THE main attraction at the Easter procession here is a mythical creature of soundly non-Christian origin.
It's a bloody great dragon.
It really is quite a great thing, legged by about 50 volunteers and flanked by various handlers and blokes setting off heaps of wonderful crackers.
They are often flat out mustering enough legs.
They were advertising desperately again this year and I almost fronted.
Almost, but not quite, even though I am a qualified animal leg from a previous procession many years ago.
But that was for an elephant.
A very creative friend had concocted the beast of wire and stiffened calico and very effective big eyes made of sunglass-lenses.
It was beautifully embellished with fabrics and doilies to bring it up to a standard somewhere between an Indian festival and the Sydney Mardi Gras.
It had a manoeuvrable trunk and a bugle and room inside for four idiots, one of whom was me as the rear-right legs.
We piled in and took our place in the queue and awaited starter's orders.
Wearying of standing we eventually sat, rendering the beast into something like a resting hovercraft.

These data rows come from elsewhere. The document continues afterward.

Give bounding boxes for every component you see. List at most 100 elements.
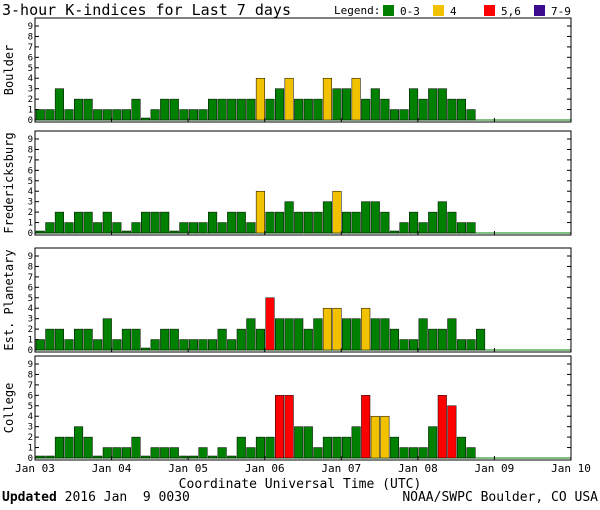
k-bar	[227, 98, 237, 121]
k-bar	[342, 318, 352, 351]
k-bar	[45, 222, 55, 234]
y-tick-label: 0	[28, 116, 33, 126]
k-bar	[447, 98, 457, 121]
y-tick-label: 6	[28, 283, 33, 293]
k-bar	[399, 447, 409, 459]
k-bar	[294, 318, 304, 351]
y-tick-label: 4	[28, 74, 33, 84]
k-bar	[179, 339, 189, 351]
panel-label: Est. Planetary	[2, 249, 16, 350]
k-bar	[141, 347, 151, 351]
k-bar	[188, 109, 198, 121]
k-bar	[275, 318, 285, 351]
k-bar	[313, 98, 323, 121]
k-bar	[179, 222, 189, 234]
k-bar	[399, 222, 409, 234]
y-tick-label: 8	[28, 370, 33, 380]
y-tick-label: 6	[28, 391, 33, 401]
k-bar	[361, 307, 371, 351]
k-bar	[275, 88, 285, 121]
k-bar	[35, 109, 45, 121]
k-bar	[93, 109, 103, 121]
k-bar	[169, 447, 179, 459]
k-bar	[409, 211, 419, 234]
k-bar	[418, 447, 428, 459]
k-bar	[121, 328, 131, 351]
k-bar	[64, 222, 74, 234]
k-bar	[150, 447, 160, 459]
y-tick-label: 2	[28, 208, 33, 218]
k-bar	[64, 339, 74, 351]
k-bar	[275, 211, 285, 234]
k-bar	[64, 109, 74, 121]
k-bar	[255, 77, 265, 121]
y-tick-label: 8	[28, 145, 33, 155]
k-bar	[131, 436, 141, 459]
y-tick-label: 7	[28, 273, 33, 283]
k-bar	[342, 436, 352, 459]
k-bar	[217, 98, 227, 121]
k-bar	[389, 109, 399, 121]
y-tick-label: 7	[28, 381, 33, 391]
k-bar	[332, 190, 342, 234]
k-bar	[284, 395, 294, 459]
k-bar	[322, 77, 332, 121]
k-bar	[284, 318, 294, 351]
k-bar	[437, 88, 447, 121]
k-bar	[255, 436, 265, 459]
panel-frame	[34, 355, 572, 461]
updated-timestamp: Updated 2016 Jan 9 0030	[2, 490, 190, 505]
x-tick-label: Jan 03	[15, 462, 55, 475]
k-bar	[121, 447, 131, 459]
k-bar	[74, 426, 84, 459]
k-bar	[380, 211, 390, 234]
k-bar	[322, 201, 332, 234]
k-bar	[389, 328, 399, 351]
k-bar	[456, 436, 466, 459]
k-bar	[447, 405, 457, 459]
k-bar	[54, 328, 64, 351]
k-bar	[121, 109, 131, 121]
k-bar	[74, 211, 84, 234]
k-bar	[160, 98, 170, 121]
k-bar	[150, 109, 160, 121]
legend-swatch-0	[383, 5, 394, 16]
k-bar	[188, 455, 198, 459]
k-bar	[351, 318, 361, 351]
x-tick-label: Jan 05	[168, 462, 208, 475]
k-bar	[141, 455, 151, 459]
credit-text: NOAA/SWPC Boulder, CO USA	[402, 490, 598, 505]
k-bar	[160, 211, 170, 234]
k-bar	[399, 109, 409, 121]
k-bar	[236, 98, 246, 121]
y-tick-label: 5	[28, 177, 33, 187]
k-bar	[447, 211, 457, 234]
k-bar	[284, 77, 294, 121]
y-tick-label: 2	[28, 433, 33, 443]
k-bar	[342, 88, 352, 121]
k-bar	[389, 230, 399, 234]
k-bar	[466, 447, 476, 459]
k-bar	[227, 455, 237, 459]
k-bar	[428, 426, 438, 459]
legend-item-label: 0-3	[400, 5, 420, 18]
k-bar	[208, 339, 218, 351]
k-bar	[198, 109, 208, 121]
k-bar	[198, 339, 208, 351]
k-bar	[456, 98, 466, 121]
k-bar	[141, 211, 151, 234]
k-bar	[313, 447, 323, 459]
k-bar	[179, 109, 189, 121]
legend-label: Legend:	[334, 4, 380, 17]
legend-item-label: 4	[450, 5, 457, 18]
legend-item-label: 5,6	[501, 5, 521, 18]
k-bar	[35, 339, 45, 351]
x-axis-label: Coordinate Universal Time (UTC)	[179, 477, 422, 492]
k-bar	[112, 222, 122, 234]
k-bar	[64, 436, 74, 459]
legend-swatch-2	[484, 5, 495, 16]
k-bar	[169, 230, 179, 234]
k-bar	[303, 328, 313, 351]
k-bar	[35, 230, 45, 234]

Time dragged and one of the freaks inside the now almost airless carcass lit up what I can only describe as a very large cigarette of jazz-tobacco.

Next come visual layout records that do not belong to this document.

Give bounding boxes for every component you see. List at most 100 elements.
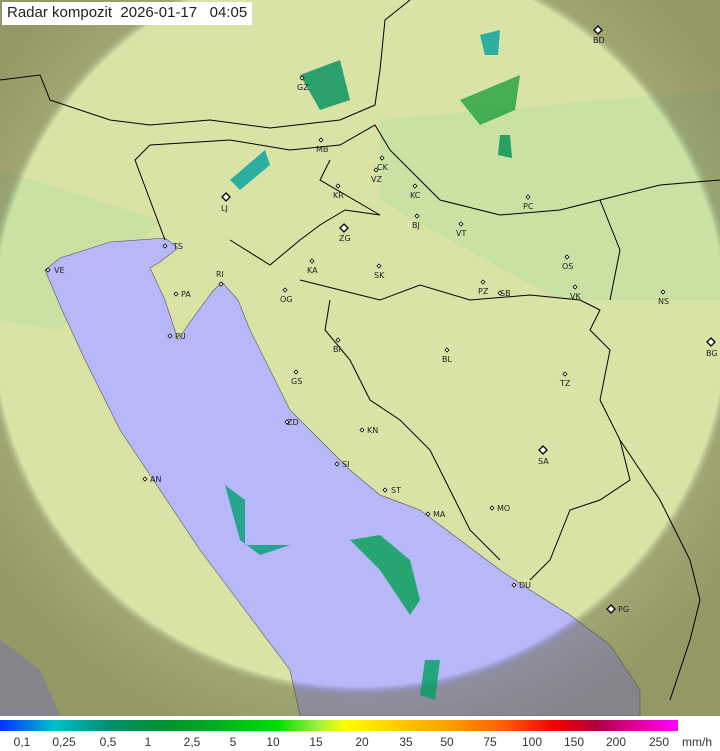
city-label: SK bbox=[374, 271, 385, 280]
city-marker-icon bbox=[414, 213, 420, 219]
city-marker-icon bbox=[218, 281, 224, 287]
city-marker-icon bbox=[525, 194, 531, 200]
city-marker-icon bbox=[318, 137, 324, 143]
city-label: CK bbox=[377, 163, 389, 172]
city-bj: BJ bbox=[412, 213, 420, 230]
city-label: TS bbox=[172, 242, 183, 251]
city-lj: LJ bbox=[221, 192, 231, 213]
legend-tick-label: 200 bbox=[605, 735, 627, 749]
city-label: VK bbox=[570, 292, 581, 301]
city-marker-icon bbox=[562, 371, 568, 377]
city-marker-icon bbox=[458, 221, 464, 227]
city-mo: MO bbox=[489, 504, 510, 513]
city-og: OG bbox=[280, 287, 293, 304]
city-gs: GS bbox=[291, 369, 302, 386]
city-ck: CK bbox=[377, 155, 389, 172]
radar-echoes bbox=[225, 30, 520, 700]
city-label: TZ bbox=[559, 379, 571, 388]
city-ve: VE bbox=[45, 266, 65, 275]
city-marker-icon bbox=[293, 369, 299, 375]
city-sa: SA bbox=[538, 445, 549, 466]
legend-tick-label: 5 bbox=[229, 735, 237, 749]
city-label: MB bbox=[316, 145, 328, 154]
legend-color-scale bbox=[0, 720, 678, 731]
city-vk: VK bbox=[570, 284, 581, 301]
city-vz: VZ bbox=[371, 167, 382, 184]
city-label: VZ bbox=[371, 175, 382, 184]
city-marker-icon bbox=[572, 284, 578, 290]
city-marker-icon bbox=[379, 155, 385, 161]
legend-tick-label: 20 bbox=[355, 735, 369, 749]
coverage-mask bbox=[0, 0, 720, 716]
city-marker-icon bbox=[282, 287, 288, 293]
legend-tick-label: 1 bbox=[144, 735, 152, 749]
city-label: DU bbox=[519, 581, 531, 590]
city-marker-icon bbox=[334, 461, 340, 467]
city-label: AN bbox=[150, 475, 161, 484]
city-label: KR bbox=[333, 191, 344, 200]
city-label: PC bbox=[523, 202, 534, 211]
city-label: PU bbox=[175, 332, 186, 341]
legend-tick-label: 0,25 bbox=[52, 735, 76, 749]
city-markers: BD GZ MB CK VZ KR KC LJ BJ PC ZG VT TS VE KA SK OS RI PA OG… bbox=[45, 25, 718, 614]
city-marker-icon bbox=[142, 476, 148, 482]
city-pu: PU bbox=[167, 332, 186, 341]
title-label: Radar kompozit bbox=[7, 4, 113, 21]
city-marker-icon bbox=[373, 167, 379, 173]
city-an: AN bbox=[142, 475, 161, 484]
city-label: ST bbox=[391, 486, 401, 495]
city-label: NS bbox=[658, 297, 669, 306]
city-label: SB bbox=[500, 289, 511, 298]
city-marker-icon bbox=[497, 290, 503, 296]
city-marker-icon bbox=[359, 427, 365, 433]
city-bd: BD bbox=[593, 25, 605, 45]
city-marker-icon bbox=[221, 192, 231, 202]
city-label: GS bbox=[291, 377, 302, 386]
legend-tick-label: 35 bbox=[399, 735, 413, 749]
city-label: RI bbox=[216, 270, 224, 279]
city-label: BD bbox=[593, 36, 605, 45]
city-label: BI bbox=[333, 345, 341, 354]
city-marker-icon bbox=[339, 223, 349, 233]
city-ka: KA bbox=[307, 258, 318, 275]
city-label: MA bbox=[433, 510, 446, 519]
city-marker-icon bbox=[489, 505, 495, 511]
city-kc: KC bbox=[410, 183, 421, 200]
city-ns: NS bbox=[658, 289, 669, 306]
city-bl: BL bbox=[442, 347, 452, 364]
city-marker-icon bbox=[284, 419, 290, 425]
city-ma: MA bbox=[425, 510, 446, 519]
city-label: PZ bbox=[478, 287, 489, 296]
legend-tick-label: 15 bbox=[309, 735, 323, 749]
city-kn: KN bbox=[359, 426, 378, 435]
city-label: PG bbox=[618, 605, 629, 614]
city-label: OG bbox=[280, 295, 293, 304]
city-pg: PG bbox=[606, 604, 629, 614]
city-st: ST bbox=[382, 486, 401, 495]
city-label: VE bbox=[54, 266, 65, 275]
city-marker-icon bbox=[162, 243, 168, 249]
legend-tick-label: 250 bbox=[648, 735, 670, 749]
city-marker-icon bbox=[45, 267, 51, 273]
city-label: KN bbox=[367, 426, 378, 435]
city-label: GZ bbox=[297, 83, 309, 92]
city-ts: TS bbox=[162, 242, 183, 251]
city-marker-icon bbox=[167, 333, 173, 339]
city-kr: KR bbox=[333, 183, 344, 200]
city-bg: BG bbox=[706, 337, 718, 358]
city-marker-icon bbox=[511, 582, 517, 588]
city-zg: ZG bbox=[339, 223, 351, 243]
city-label: ZD bbox=[287, 418, 299, 427]
city-marker-icon bbox=[444, 347, 450, 353]
city-marker-icon bbox=[299, 75, 305, 81]
city-label: BJ bbox=[412, 221, 420, 230]
legend-tick-label: 75 bbox=[483, 735, 497, 749]
legend-tick-label: 150 bbox=[563, 735, 585, 749]
city-label: LJ bbox=[221, 204, 228, 213]
city-bi: BI bbox=[333, 337, 341, 354]
city-marker-icon bbox=[335, 337, 341, 343]
city-label: BL bbox=[442, 355, 452, 364]
city-pa: PA bbox=[173, 290, 191, 299]
legend-tick-label: 10 bbox=[266, 735, 280, 749]
city-label: SI bbox=[342, 460, 349, 469]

This seemed a harmless enough development for a festival-day but it did cause a little consternation for the elephant's handler, an ornately dressed young lady, who became concerned at the suspicious smoke issuing from the beast's ears.

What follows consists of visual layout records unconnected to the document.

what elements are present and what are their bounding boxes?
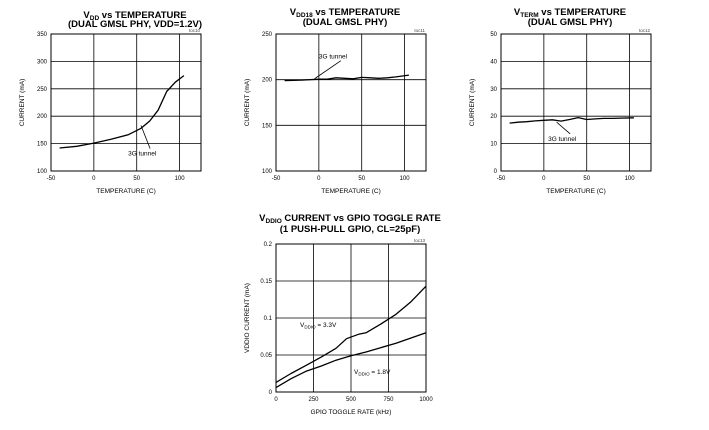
title-rest: vs TEMPERATURE	[539, 7, 626, 18]
title-subscript: DDIO	[266, 218, 282, 225]
series-line-1	[509, 116, 634, 124]
chart-tag: toc10	[189, 28, 201, 33]
annotation-arrow	[556, 121, 571, 135]
series-line-2	[275, 332, 427, 389]
title-main: V	[83, 10, 90, 21]
y-tick-label: 100	[262, 169, 273, 175]
y-tick-label: 200	[262, 78, 273, 84]
x-axis-label: TEMPERATURE (C)	[321, 188, 380, 195]
x-tick-label: 100	[400, 176, 411, 182]
series-line-1	[275, 285, 427, 383]
annotation-label: 3G tunnel	[128, 151, 157, 158]
y-tick-label: 50	[490, 32, 497, 38]
y-tick-label: 0.1	[264, 316, 273, 322]
chart-3: VTERM vs TEMPERATURE(DUAL GMSL PHY) toc12…	[469, 7, 652, 195]
y-tick-label: 0.2	[264, 242, 273, 248]
plot-frame	[50, 33, 202, 172]
x-tick-label: 0	[92, 176, 96, 182]
y-tick-label: 0.15	[260, 279, 272, 285]
annotation-label: 3G tunnel	[319, 54, 348, 61]
chart-subtitle: (1 PUSH-PULL GPIO, CL=25pF)	[280, 224, 421, 235]
x-tick-label: -50	[497, 176, 506, 182]
chart-title: VDD vs TEMPERATURE	[83, 10, 186, 22]
y-tick-label: 20	[490, 114, 497, 120]
chart-subtitle: (DUAL GMSL PHY)	[528, 17, 613, 28]
y-tick-label: 0	[269, 390, 273, 396]
x-tick-label: 500	[346, 397, 357, 403]
y-tick-label: 30	[490, 87, 497, 93]
y-tick-label: 10	[490, 142, 497, 148]
title-rest: vs TEMPERATURE	[313, 7, 400, 18]
x-tick-label: 50	[583, 176, 590, 182]
x-axis-label: GPIO TOGGLE RATE (kHz)	[311, 409, 392, 416]
chart-subtitle: (DUAL GMSL PHY)	[303, 17, 388, 28]
annotation-subscript: DDIO	[304, 324, 316, 329]
y-tick-label: 40	[490, 59, 497, 65]
title-rest: vs TEMPERATURE	[99, 10, 186, 21]
chart-4: VDDIO CURRENT vs GPIO TOGGLE RATE(1 PUSH…	[244, 213, 441, 416]
title-subscript: DD18	[296, 12, 313, 19]
plot-frame	[500, 33, 652, 172]
title-subscript: DD	[90, 15, 100, 22]
y-tick-label: 150	[262, 123, 273, 129]
plot-frame	[275, 33, 427, 172]
series-line-1	[59, 75, 185, 149]
annotation-main: V	[300, 322, 305, 329]
annotation-label: VDDIO = 3.3V	[300, 322, 337, 330]
chart-tag: toc11	[414, 28, 425, 33]
x-tick-label: 100	[625, 176, 636, 182]
y-axis-label: CURRENT (mA)	[469, 79, 476, 127]
chart-title: VDDIO CURRENT vs GPIO TOGGLE RATE	[259, 213, 441, 225]
x-tick-label: 1000	[419, 397, 433, 403]
chart-title: VTERM vs TEMPERATURE	[514, 7, 626, 19]
y-axis-label: VDDIO CURRENT (mA)	[244, 283, 251, 353]
annotation-arrow	[140, 125, 151, 149]
annotation-rest: = 1.8V	[370, 369, 391, 376]
title-subscript: TERM	[520, 12, 538, 19]
title-main: V	[259, 213, 266, 224]
annotation-rest: = 3.3V	[316, 322, 337, 329]
title-rest: CURRENT vs GPIO TOGGLE RATE	[282, 213, 441, 224]
annotation-label: VDDIO = 1.8V	[354, 369, 391, 377]
y-tick-label: 150	[37, 142, 48, 148]
chart-1: VDD vs TEMPERATURE(DUAL GMSL PHY, VDD=1.…	[19, 10, 202, 195]
y-tick-label: 350	[37, 32, 48, 38]
annotation-main: V	[354, 369, 359, 376]
chart-title: VDD18 vs TEMPERATURE	[290, 7, 400, 19]
x-tick-label: 0	[274, 397, 278, 403]
x-tick-label: -50	[272, 176, 281, 182]
y-tick-label: 200	[37, 114, 48, 120]
y-axis-label: CURRENT (mA)	[19, 79, 26, 127]
y-tick-label: 0	[494, 169, 498, 175]
x-tick-label: 0	[542, 176, 546, 182]
y-axis-label: CURRENT (mA)	[244, 79, 251, 127]
annotation-subscript: DDIO	[358, 372, 370, 377]
x-tick-label: 100	[175, 176, 186, 182]
chart-tag: toc13	[414, 238, 426, 243]
plot-frame	[275, 243, 427, 393]
x-axis-label: TEMPERATURE (C)	[96, 188, 155, 195]
x-tick-label: -50	[47, 176, 56, 182]
x-tick-label: 50	[133, 176, 140, 182]
annotation-label: 3G tunnel	[548, 136, 577, 143]
title-main: V	[290, 7, 297, 18]
x-tick-label: 0	[317, 176, 321, 182]
chart-2: VDD18 vs TEMPERATURE(DUAL GMSL PHY) toc11…	[244, 7, 427, 195]
annotation-arrow	[314, 60, 342, 80]
series-line-1	[284, 74, 409, 82]
x-tick-label: 250	[308, 397, 319, 403]
x-tick-label: 750	[383, 397, 394, 403]
x-axis-label: TEMPERATURE (C)	[546, 188, 605, 195]
y-tick-label: 250	[37, 87, 48, 93]
x-tick-label: 50	[358, 176, 365, 182]
title-main: V	[514, 7, 521, 18]
y-tick-label: 100	[37, 169, 48, 175]
chart-subtitle: (DUAL GMSL PHY, VDD=1.2V)	[68, 19, 202, 30]
y-tick-label: 300	[37, 59, 48, 65]
chart-tag: toc12	[639, 28, 651, 33]
y-tick-label: 0.05	[260, 353, 272, 359]
y-tick-label: 250	[262, 32, 273, 38]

She madly waved incense sticks around to mask the effect.
Then we were underway.
Rarely could such a confused pachyderm have attempted to walk a straight line.
Our fore-brain couldn't actually see and our co-ordination was questionable.
Our attempts at noble trumpeting were outrageous fart-noises.
People narrowly avoided being trampled but on we swayed.
The great discovery was when the left-rear legs spilled some water during a drink and the nearby crowd shrieked and giggled at the beast apparently urinating.
This became a feature and we staggered on, lurching from the crowd on one side to the other, piddling and farting to great acclaim every 25 metres.
Some wag yelled out to stand on one leg and, after a pause we all lifted one leg to reduce the total from eight to four.
It was a trick so pathetic it was hilarious and on we trundled.
It was fabulous fun.
Marvellous as the dragon is, we were a pretty hard act to follow.